Eleousa di San Salvatore Chora

La tipologia compositiva dell’Icona risale al tipo bizantino della Madre di Dio Eleousa, “Colei che s’intenerisce” ed è tratta dall’affresco, raffigurante la Vergine, posto all’estremità destra dell’abside della Chiesa del Salvatore in Chora (Kariye Camii). Gesù è proteso verso la Madre in un atteggiamento di tenerezza. Nel suo significato è Gesù che conforta la Madre e al contempo tutta la Chiesa che in Lei è prefigurata. Il Bambino ha la veste candida e il manto, del colore caldo delle terre ocra, è illuminato da crisografie dorate: la luce dell’oro sulla veste indica che il peccato di Adamo è stato rimediato con Cristo, nuovo Adamo.
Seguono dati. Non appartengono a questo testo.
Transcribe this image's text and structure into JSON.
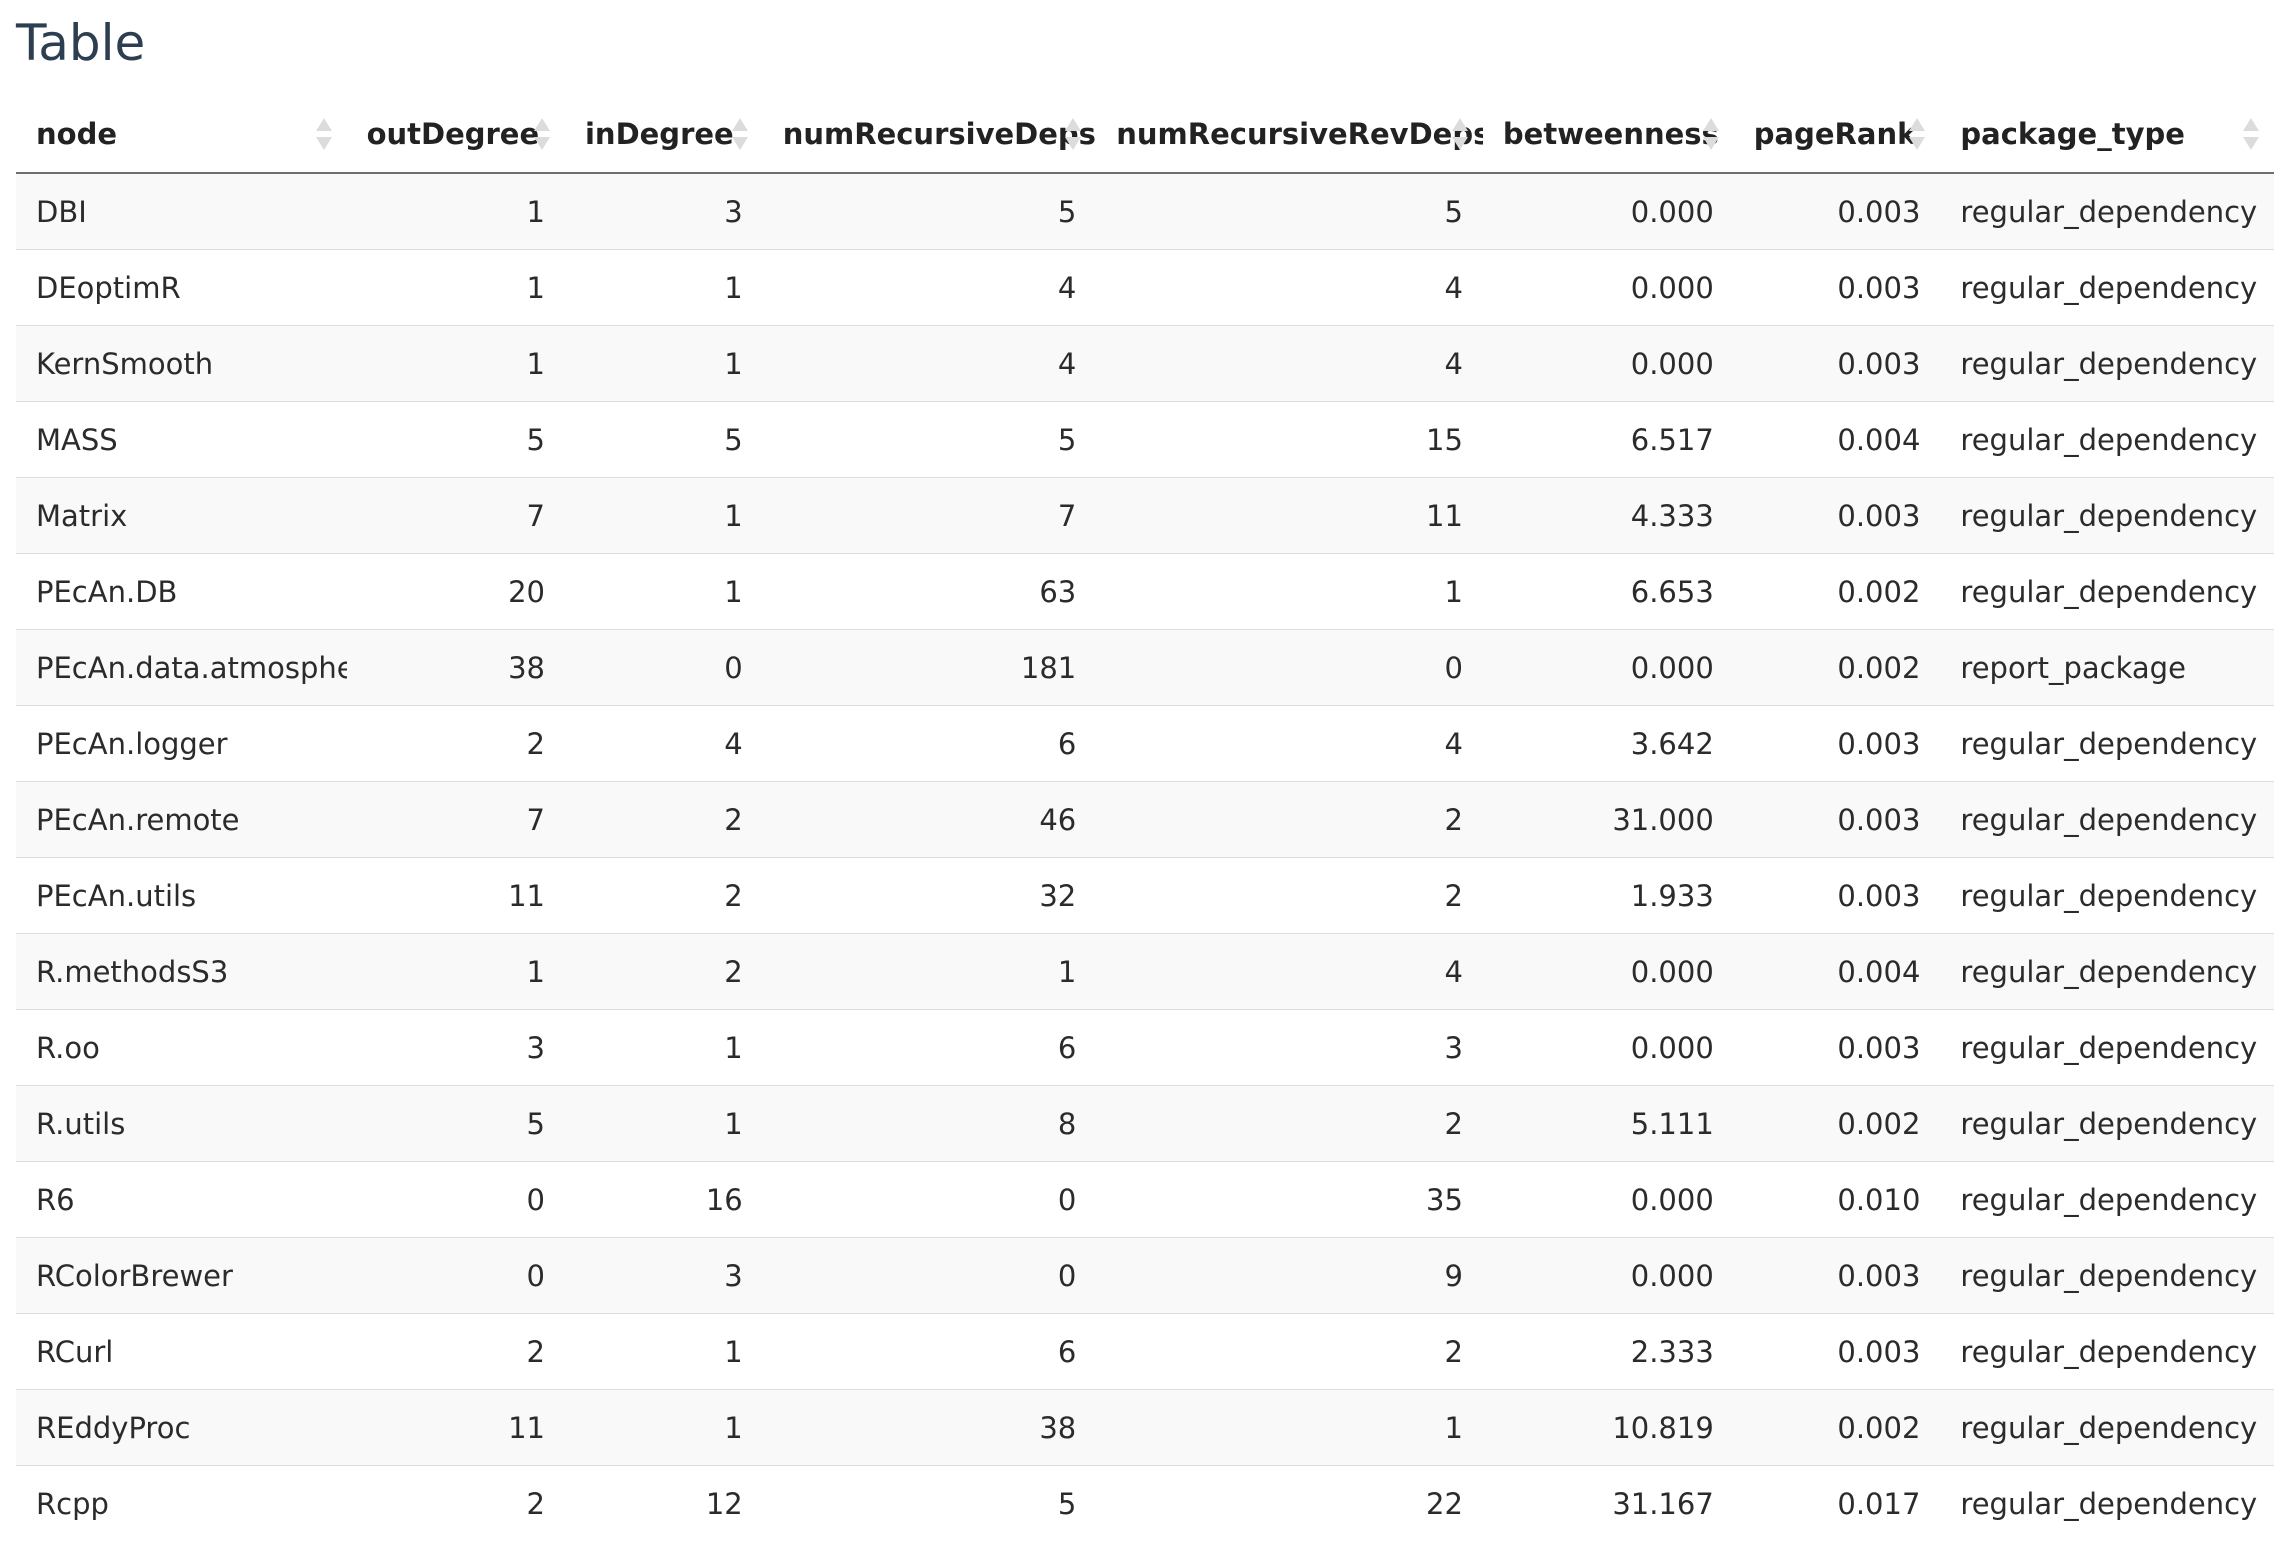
{
  "title": "Table",
  "table": {
    "columns": [
      {
        "label": "node",
        "align": "txt"
      },
      {
        "label": "outDegree",
        "align": "num"
      },
      {
        "label": "inDegree",
        "align": "num"
      },
      {
        "label": "numRecursiveDeps",
        "align": "num"
      },
      {
        "label": "numRecursiveRevDeps",
        "align": "num"
      },
      {
        "label": "betweenness",
        "align": "num"
      },
      {
        "label": "pageRank",
        "align": "num"
      },
      {
        "label": "package_type",
        "align": "txt"
      }
    ],
    "rows": [
      [
        "DBI",
        "1",
        "3",
        "5",
        "5",
        "0.000",
        "0.003",
        "regular_dependency"
      ],
      [
        "DEoptimR",
        "1",
        "1",
        "4",
        "4",
        "0.000",
        "0.003",
        "regular_dependency"
      ],
      [
        "KernSmooth",
        "1",
        "1",
        "4",
        "4",
        "0.000",
        "0.003",
        "regular_dependency"
      ],
      [
        "MASS",
        "5",
        "5",
        "5",
        "15",
        "6.517",
        "0.004",
        "regular_dependency"
      ],
      [
        "Matrix",
        "7",
        "1",
        "7",
        "11",
        "4.333",
        "0.003",
        "regular_dependency"
      ],
      [
        "PEcAn.DB",
        "20",
        "1",
        "63",
        "1",
        "6.653",
        "0.002",
        "regular_dependency"
      ],
      [
        "PEcAn.data.atmosphere",
        "38",
        "0",
        "181",
        "0",
        "0.000",
        "0.002",
        "report_package"
      ],
      [
        "PEcAn.logger",
        "2",
        "4",
        "6",
        "4",
        "3.642",
        "0.003",
        "regular_dependency"
      ],
      [
        "PEcAn.remote",
        "7",
        "2",
        "46",
        "2",
        "31.000",
        "0.003",
        "regular_dependency"
      ],
      [
        "PEcAn.utils",
        "11",
        "2",
        "32",
        "2",
        "1.933",
        "0.003",
        "regular_dependency"
      ],
      [
        "R.methodsS3",
        "1",
        "2",
        "1",
        "4",
        "0.000",
        "0.004",
        "regular_dependency"
      ],
      [
        "R.oo",
        "3",
        "1",
        "6",
        "3",
        "0.000",
        "0.003",
        "regular_dependency"
      ],
      [
        "R.utils",
        "5",
        "1",
        "8",
        "2",
        "5.111",
        "0.002",
        "regular_dependency"
      ],
      [
        "R6",
        "0",
        "16",
        "0",
        "35",
        "0.000",
        "0.010",
        "regular_dependency"
      ],
      [
        "RColorBrewer",
        "0",
        "3",
        "0",
        "9",
        "0.000",
        "0.003",
        "regular_dependency"
      ],
      [
        "RCurl",
        "2",
        "1",
        "6",
        "2",
        "2.333",
        "0.003",
        "regular_dependency"
      ],
      [
        "REddyProc",
        "11",
        "1",
        "38",
        "1",
        "10.819",
        "0.002",
        "regular_dependency"
      ],
      [
        "Rcpp",
        "2",
        "12",
        "5",
        "22",
        "31.167",
        "0.017",
        "regular_dependency"
      ]
    ]
  },
  "icons": {
    "sort": "sort-both-icon"
  },
  "colors": {
    "title": "#2c3e50",
    "stripe": "#f9f9f9",
    "sort_icon": "#dcdcdc"
  }
}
Gesù con la mano regge il rotolo della Legge, Legge che in Lui trova compimento. La Vergine china il capo verso il Figlio e il suo sguardo è interiore e pensoso poiché Maria sa in cuor suo il destino cui Cristo è chiamato, come sta scritto in Lc. 2, 19, “Maria, da parte sua, serbava tutte queste cose meditandole nel suo cuore”. Il maphorion della Vergine ha la campitura di un colore porpora scuro, simbolo della regalità acquisita quale Theotókos, con le velature di tonalità blu, come lo sfondo, a rilevare che in Maria il cielo, per opera dello Spirito Santo, ha preso forma per dare forma al Salvatore. Lei, la Tuttasanta, è “Colei che ha contenuto l’Incontenibile”.